Independent Electoral and Boundaries Commission CEO Ezra Chiloba. PHOTO | FILE

What you need to know:

  • The commission procured 30,000 Evid materials at a contract sum of $16 million (Sh1.6 billion).
  • However the commission ordered a further 4,600 Evids to cater for additional polling station without signing any contract or amending the existing contract with South African Firm-Face Technologies.

Independent Electoral and Boundaries Commission (IEBC) chief executive officer Ezra Chiloba is on the spot over payment of Sh2.6 billion to a South African firm for procurement of 4,600 Electronic Voter Identification Devices (Evids) without a valid contract.

The commission procured 30,000 Evid materials at a contract sum of $16 million (Sh1.6 billion).

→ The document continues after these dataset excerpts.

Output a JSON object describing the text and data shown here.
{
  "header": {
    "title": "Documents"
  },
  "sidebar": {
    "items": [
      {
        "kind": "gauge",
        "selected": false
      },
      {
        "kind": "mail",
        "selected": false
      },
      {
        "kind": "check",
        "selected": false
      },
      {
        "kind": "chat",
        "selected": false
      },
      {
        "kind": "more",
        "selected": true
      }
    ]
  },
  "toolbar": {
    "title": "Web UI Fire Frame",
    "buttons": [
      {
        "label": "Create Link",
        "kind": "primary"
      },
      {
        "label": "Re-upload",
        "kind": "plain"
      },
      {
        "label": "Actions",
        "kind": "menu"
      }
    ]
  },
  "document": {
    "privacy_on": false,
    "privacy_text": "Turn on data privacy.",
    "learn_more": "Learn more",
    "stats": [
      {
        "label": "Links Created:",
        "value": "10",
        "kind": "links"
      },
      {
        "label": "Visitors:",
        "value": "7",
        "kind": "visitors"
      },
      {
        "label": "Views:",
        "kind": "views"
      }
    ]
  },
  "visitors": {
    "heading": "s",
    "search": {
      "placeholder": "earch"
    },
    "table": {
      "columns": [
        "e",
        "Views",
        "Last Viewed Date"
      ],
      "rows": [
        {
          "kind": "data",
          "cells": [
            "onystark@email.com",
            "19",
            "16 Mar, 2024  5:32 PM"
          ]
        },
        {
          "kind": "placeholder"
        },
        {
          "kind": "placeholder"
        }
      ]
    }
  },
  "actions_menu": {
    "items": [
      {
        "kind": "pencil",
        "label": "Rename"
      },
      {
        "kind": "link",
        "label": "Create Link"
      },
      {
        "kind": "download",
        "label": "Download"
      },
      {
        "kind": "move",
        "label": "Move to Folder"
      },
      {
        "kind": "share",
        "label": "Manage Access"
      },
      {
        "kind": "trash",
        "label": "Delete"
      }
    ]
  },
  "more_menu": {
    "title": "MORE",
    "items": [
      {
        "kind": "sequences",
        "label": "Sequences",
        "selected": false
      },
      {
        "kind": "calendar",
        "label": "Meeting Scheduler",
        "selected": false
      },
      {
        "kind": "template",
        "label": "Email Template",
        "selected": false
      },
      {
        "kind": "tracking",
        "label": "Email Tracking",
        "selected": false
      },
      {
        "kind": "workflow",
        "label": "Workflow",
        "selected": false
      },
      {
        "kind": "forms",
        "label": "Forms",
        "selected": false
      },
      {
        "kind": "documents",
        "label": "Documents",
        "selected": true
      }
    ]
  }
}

However the commission ordered a further 4,600 Evids to cater for additional polling station without signing any contract or amending the existing contract with South African Firm-Face Technologies.

The additional Evid equipment brought the total cost of the 34,600 gadgets to $21 million (Sh2.1 billion). Mr Chiloba conceded that he made the payments without consulting the commission.

Answering questions when he appeared before the Public Accounts Committee, Mr Chiloba said he made the payments after the Auditor General and the national Treasury internal audit department validated the claims for the additional electoral materials.

However, the Auditor General’s office refuted claims that it gave a clean bill of health on the procurement or directed the commission to make the payments.

PAC chairman Nicholas Gumbo and member Abdikadir Aden (Balambala) put Mr Chiloba to task to explain why he made payments to a contract that was none-existent.

“In making the payments, did you consult the commission or you did so individually. How could you brazenly go to a new office and process payments of billions of shillings without consulting the commission or anybody? How brave were you,” Gumbo asked.

Mr Chiloba said he found payments for the additional Evid materials had been prepared when he took over office and when the auditor and treasury validated the claims, he authorised payments.

“It was my decision as I was presented with documents. I found the payments at an advanced stage. I looked at the documents before I paid. After verification the bill that the supplier was asking moved from Sh4.6 billion to Sh2.6 billion which I paid after we received supplementary budget estimates in March,” Mr Chiloba said.

Mr John Mbadi (Suba) sought to know if the contract existed when the CEO made the payments and further demanded to know the quantity of the equipment procured from Face Technologies.

Mr Chiloba said there was no variation done in the original contract when the commission decided to procure additional 4,600 kits.

“When I joined IEBC, I saw what was to be paid against the actual deliveries. Since we had received the additional Evids and we were in adverse possession of the equipment, I had to take the difficult decision of making payments,” he said.

Mr Chiloba informed the committee probing the procurement of electoral materials (BVR, Evids and results transmission devices) that many wrong decisions committing the IEBC had been undertaken.

“So many decisions to commit IEBC were made which were irregular. The procurement rules and the Public Finance Management Act were flouted,” he said.

PAC put Chiloba and a former UNDP official who worked with IEBC in the last polls to task to explain why he chose to make payments in contravention of the rules yet he refused to approve UNDP payments to IEBC projects that were executed without following procurement laws.

Mr Chiloba explained that while working with IEBC as a UNDP observer, he advised his bosses not to pay for contracts entered between the IEBC and suppliers without adhering to procurement rules.

The committee will interrogate Chiloba further.